We could be the change for a brighter future

Wed 30 November 2022

Harveel Heer

There’s been times since my MS diagnosis that I’ve almost stopped believing in myself. My confidence gets knocked. I can feel different to other people, and that I won’t have the picture I painted growing up.

I need those people around me who won’t let me stop dreaming.

Strange sensations led to my diagnosis

I was diagnosed 8 years ago, aged 32. It started with all kinds of weird sensations. I had numbness in my legs, and then a feeling like hundreds of rubber bands were wrapped around my knee. I just wanted to rip them off! It affected my mobility for months.

If I looked down, I’d feel a shock down my neck to my back - now I know that’s called Lhermitte’s sign.

And for weeks I had a burning sensation around my waistline and it hurt to have clothes touch it.

My diagnosis took a while. The doctor put my symptoms down to things like a trapped nerve and shingles. Once she asked me how things were at home. It was my chiropractor who wrote to my doctor and suggested I get an MRI scan. Within 24 hours of the scan I got a phone call saying they suspected MS.

I count myself lucky to be on my treatment

My MS team have been amazing. They got me on treatment as soon as possible. My MS was quite active and they suggested Tysabri (natalizumab). For 18 months this worked well for me. But I had to come off it as I’d tested positive for the JC virus and my risk of developing the PML infection was increasing. Then, after a break, I went onto Lemtrada (alemtuzumab). My journey with Lemtrada was tough at first as it’s affected my thyroid. I was very poorly until I got medication for it.

Once I felt better I was able to take a step back and count myself lucky I was on this treatment. And that I had options when my first treatment had to stop.
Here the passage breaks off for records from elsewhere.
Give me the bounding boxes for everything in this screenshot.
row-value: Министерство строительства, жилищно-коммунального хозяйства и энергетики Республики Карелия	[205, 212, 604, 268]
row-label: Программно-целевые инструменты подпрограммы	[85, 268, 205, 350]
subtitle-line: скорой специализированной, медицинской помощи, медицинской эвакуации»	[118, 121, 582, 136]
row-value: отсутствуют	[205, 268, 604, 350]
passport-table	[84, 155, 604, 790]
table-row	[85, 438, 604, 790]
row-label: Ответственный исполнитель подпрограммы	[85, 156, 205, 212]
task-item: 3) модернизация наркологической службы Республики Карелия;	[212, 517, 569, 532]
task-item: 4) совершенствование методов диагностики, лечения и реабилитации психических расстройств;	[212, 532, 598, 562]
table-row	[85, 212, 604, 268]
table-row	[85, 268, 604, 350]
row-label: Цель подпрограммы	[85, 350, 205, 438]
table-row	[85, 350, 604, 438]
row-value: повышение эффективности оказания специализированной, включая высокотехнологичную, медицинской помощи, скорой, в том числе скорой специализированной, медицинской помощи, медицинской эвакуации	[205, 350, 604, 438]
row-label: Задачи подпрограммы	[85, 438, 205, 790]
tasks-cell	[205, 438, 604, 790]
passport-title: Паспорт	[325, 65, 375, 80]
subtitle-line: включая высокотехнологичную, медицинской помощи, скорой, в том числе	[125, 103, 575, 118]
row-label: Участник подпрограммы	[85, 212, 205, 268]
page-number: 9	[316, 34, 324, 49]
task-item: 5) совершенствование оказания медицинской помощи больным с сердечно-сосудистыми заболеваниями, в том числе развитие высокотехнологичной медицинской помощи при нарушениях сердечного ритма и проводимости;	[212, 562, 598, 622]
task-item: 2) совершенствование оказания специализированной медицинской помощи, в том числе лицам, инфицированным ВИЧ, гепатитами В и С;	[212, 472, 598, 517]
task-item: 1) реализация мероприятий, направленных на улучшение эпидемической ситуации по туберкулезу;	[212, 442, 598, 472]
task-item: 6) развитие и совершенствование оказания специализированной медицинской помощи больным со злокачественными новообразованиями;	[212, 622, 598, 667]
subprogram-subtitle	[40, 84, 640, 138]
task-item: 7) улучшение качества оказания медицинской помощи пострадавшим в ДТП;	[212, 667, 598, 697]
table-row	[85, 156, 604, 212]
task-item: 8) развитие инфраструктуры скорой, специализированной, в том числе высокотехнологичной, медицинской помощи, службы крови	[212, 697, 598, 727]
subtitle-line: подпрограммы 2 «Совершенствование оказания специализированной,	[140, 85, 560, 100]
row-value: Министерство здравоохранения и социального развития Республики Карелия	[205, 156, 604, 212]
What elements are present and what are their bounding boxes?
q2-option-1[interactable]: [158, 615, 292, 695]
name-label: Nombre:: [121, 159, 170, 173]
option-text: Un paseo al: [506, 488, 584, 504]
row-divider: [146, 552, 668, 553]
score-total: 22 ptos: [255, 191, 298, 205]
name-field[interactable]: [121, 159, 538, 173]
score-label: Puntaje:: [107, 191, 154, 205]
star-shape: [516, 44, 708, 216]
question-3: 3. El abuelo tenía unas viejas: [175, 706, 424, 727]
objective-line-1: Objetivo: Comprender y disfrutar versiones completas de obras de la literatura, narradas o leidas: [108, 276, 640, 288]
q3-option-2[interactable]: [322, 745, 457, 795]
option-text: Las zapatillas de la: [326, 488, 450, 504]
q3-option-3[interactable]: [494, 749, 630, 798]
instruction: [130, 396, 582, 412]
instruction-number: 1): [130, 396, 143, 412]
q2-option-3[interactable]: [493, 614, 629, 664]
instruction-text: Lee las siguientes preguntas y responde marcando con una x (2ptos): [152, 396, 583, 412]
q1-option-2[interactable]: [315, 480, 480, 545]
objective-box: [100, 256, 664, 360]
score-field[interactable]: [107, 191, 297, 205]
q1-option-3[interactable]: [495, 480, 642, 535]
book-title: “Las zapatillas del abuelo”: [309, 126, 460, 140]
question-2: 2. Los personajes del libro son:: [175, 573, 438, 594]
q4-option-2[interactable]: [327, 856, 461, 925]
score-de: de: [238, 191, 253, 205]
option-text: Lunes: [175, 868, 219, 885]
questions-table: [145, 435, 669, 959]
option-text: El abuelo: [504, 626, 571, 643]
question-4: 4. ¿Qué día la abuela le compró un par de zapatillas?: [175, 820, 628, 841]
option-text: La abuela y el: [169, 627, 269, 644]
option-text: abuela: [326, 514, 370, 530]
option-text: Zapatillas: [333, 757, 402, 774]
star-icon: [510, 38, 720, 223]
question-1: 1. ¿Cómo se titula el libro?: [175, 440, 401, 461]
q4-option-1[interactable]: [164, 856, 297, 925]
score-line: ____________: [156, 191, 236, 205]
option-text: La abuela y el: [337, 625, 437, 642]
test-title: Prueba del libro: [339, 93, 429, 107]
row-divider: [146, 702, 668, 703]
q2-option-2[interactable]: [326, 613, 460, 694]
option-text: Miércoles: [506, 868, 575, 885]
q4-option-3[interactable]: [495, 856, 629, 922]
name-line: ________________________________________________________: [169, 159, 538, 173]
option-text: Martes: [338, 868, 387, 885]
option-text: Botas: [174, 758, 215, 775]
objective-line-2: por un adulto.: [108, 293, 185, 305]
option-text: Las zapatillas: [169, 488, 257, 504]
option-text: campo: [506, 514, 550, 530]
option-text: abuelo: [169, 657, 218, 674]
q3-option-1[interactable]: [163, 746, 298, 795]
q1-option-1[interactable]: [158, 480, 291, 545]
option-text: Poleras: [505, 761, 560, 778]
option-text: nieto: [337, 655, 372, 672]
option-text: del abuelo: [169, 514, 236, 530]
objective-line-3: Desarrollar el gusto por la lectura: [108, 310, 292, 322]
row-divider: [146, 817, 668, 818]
I’m so grateful for that.

Getting involved in research to make a difference

I’m only on Lemtrada because of people with MS who got involved in research. The people who took part in the clinical trials, through the many years it took to test it until it was ready to go.

I’m lucky I keep well with my MS and I want to stay like this forever. But if in a few years things don’t go the way I want them to, I’d like to think my doctor will say: ‘we’ve got this you can take’.

I joined the UK MS Register because I wanted to get involved in any way I could to help make a difference. As a family we believe in God. My dad always said to me ‘there’s always a reason you get sent to the battlefield’. I have to work my way through it to find the positives. That’s what got me involved in the MS Society and the UK MS Register.

Data, ethnicity and MS: so many questions

By collecting data from people living with MS, we can make better decisions for support and care for everyone up and down the country. I think it’s a massive deal. I want to be able to help everyone in the future and make sure there’s the interventions people need.

I’d also love to know how many British Asian people are living with MS in the UK. When I was diagnosed, I couldn’t find anyone out there who looked like me, and who had a similar lifestyle.

Now I’m the group coordinator for Asian MS and have connected with lots of people at different stages in their MS journey.

It’s important we learn more about how ethnicity affects our chances of getting MS, and how we should best manage it. How does it interact with something like vitamin D? With more data from people from diverse backgrounds, we could find out. I’ve signed up to the Adams Study. It’s researching which genes in people from different ancestral backgrounds might be linked to MS.

MS has made me the person I am today

It’s bittersweet. I’m paying more attention to my health and fitness than I ever have. I’ll meet friends and they’ll say, ‘you look better than you ever have in your life!’ And it’s because while I’m well I’ve got a massive reason why, every day. I’m fighting this condition. I’ve had this realisation that life is pretty short and you have to make the most of it every day.

It would be massive to stop MS in its tracks. So no one has to be uncertain about how MS might be with them.

Everyone should be looked after and taken into consideration, there should be treatments for everyone that help, no matter what stage they are in their life.

Getting involved in research is all about giving hope and giving someone a brighter future. And making a difference to how they live with MS and the quality of their life. There can’t be any better feeling than that.

In helping others you’re helping yourself as well. You feel good - we could be part of a cure one day.